As before, you can safely ignore the “ungrouping” message that you receive.

Enter your answers in to your lab book.

Notice that we used summarise(Correct = mean(Correct)), rather than just summarise(mean(Correct)). This causes that column of our data frame to be called Correct, which is less of a mouthful than mean(Correct). The graphing command we’ll use next only works if the columns have very simple names (a single word, no special characters like brackets, etc.)

Making a bar chart

Relevant worksheet: Exploring data.

Next, let’s make those two numbers into a bar chart. We didn’t cover bar charts in the Absolute Beginners’ Guide, so here’s how to do one:

# Generate a bar plot of accuracy by Condition.
meanplot <- grpmeans %>% ggplot(aes(x = Condition, y = Correct)) + geom_col()
# Display bar plot
meanplot

Your output will look a bit like the above, but the heights of the bars will probably be different.

Explanation of command

meanplot <- - This gives the bar chart a name (meanplot), so we can modify it later without having to retype everything.

ggplot is the command in R used to draw graphs

aes tells ggplot which columns of your data frame to use in the plot. In this case, we want ‘Condition’ on the x axis, and ‘Correct’ (i.e. proportion correct) on the y axis.

+ geom_col() says that the type of graph we want is a bar chart (col is short for columns, another word for bars).

meanplot - This tells R to display the graph that we have named meanplot.

Labelling a chart

Relevant worksheet: Exploring data.

Next, give your bar chart a more appropriate label for the y-axis. “Correct” isn’t very informative, “Mean proportion correct” would make more sense. So, we’ll use the ylab command to add this y-axis label.

# Add y-axis label
meanplot <- meanplot + ylab("A more meaningful label")
# Display plot
meanplot

If you get it right, it’ll look something like this – but of course with your meaningful label, rather than the one you see here.

APA style

Relevant worksheet: Exploring data.

The graph you now have is readable, but it doesn’t look much like the graphs you seen in journal articles. In the Exploring data worksheet, we saw that we could change the way graphs looked using themes; for example, theme_bw(). In this exercise, we’re going to use a theme that makes graphs look like they do in journal articles.
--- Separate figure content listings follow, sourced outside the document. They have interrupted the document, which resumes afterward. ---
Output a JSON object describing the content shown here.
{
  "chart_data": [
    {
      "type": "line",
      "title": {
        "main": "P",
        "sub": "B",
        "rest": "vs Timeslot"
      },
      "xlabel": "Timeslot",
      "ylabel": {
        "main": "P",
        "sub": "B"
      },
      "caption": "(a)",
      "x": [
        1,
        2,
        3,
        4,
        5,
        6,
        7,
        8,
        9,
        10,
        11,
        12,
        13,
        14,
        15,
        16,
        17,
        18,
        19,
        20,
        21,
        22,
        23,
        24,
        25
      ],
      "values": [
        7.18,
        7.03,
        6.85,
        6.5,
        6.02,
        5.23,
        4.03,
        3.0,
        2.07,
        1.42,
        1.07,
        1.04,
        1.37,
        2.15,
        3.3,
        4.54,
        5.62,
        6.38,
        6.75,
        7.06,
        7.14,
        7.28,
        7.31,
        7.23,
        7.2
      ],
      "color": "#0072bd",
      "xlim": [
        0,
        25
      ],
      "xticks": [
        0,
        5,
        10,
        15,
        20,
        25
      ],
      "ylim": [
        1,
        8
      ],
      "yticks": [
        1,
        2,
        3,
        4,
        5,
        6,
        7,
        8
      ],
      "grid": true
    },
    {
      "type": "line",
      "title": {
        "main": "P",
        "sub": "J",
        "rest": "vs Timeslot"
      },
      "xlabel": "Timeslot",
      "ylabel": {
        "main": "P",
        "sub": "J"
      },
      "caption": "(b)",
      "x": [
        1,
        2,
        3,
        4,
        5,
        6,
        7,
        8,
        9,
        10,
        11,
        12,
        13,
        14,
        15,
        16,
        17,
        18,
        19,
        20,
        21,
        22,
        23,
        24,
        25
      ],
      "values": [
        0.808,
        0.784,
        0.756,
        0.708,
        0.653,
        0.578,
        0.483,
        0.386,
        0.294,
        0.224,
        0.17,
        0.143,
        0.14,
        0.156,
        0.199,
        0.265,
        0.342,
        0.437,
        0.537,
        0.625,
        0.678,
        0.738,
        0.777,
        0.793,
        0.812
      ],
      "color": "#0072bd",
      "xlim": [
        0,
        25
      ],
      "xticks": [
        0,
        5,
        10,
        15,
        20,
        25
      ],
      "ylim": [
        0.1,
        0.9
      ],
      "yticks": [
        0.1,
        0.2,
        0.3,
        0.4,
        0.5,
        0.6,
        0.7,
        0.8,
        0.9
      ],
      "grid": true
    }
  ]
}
It’s called theme_APA because it’s based on how the American Psychological Association says graphs should look.

The APA theme is not part of any R package at the moment, but you can download it from my website like this:

# Download Theme APA function, from andywills.info
source("https://andywills.info/theme-apa.R")

Now all you need to do is add this theme to your graph, using + theme_APA(). If you get it right, your graph will look something like this (without the words “example plot”, of course, and with your meaningful y-axis label):

Use RStudio to export your graph as an Image, and upload it to your lab book.

Recording your answer

  1. Export your graph, using the Export icon on RStudio’s Plots window, and selecting “Save as image…”. Give it a meaningful file name (e.g. “face-bar”) and click ‘Save’.

  2. Download your graph from RStudio server - see these instructions for a reminder of how to do this.

  3. Upload your graph to PsycEL (see the PsychEL activity for instructions of how to do this).


This material is distributed under a Creative Commons licence. CC-BY-SA 4.0.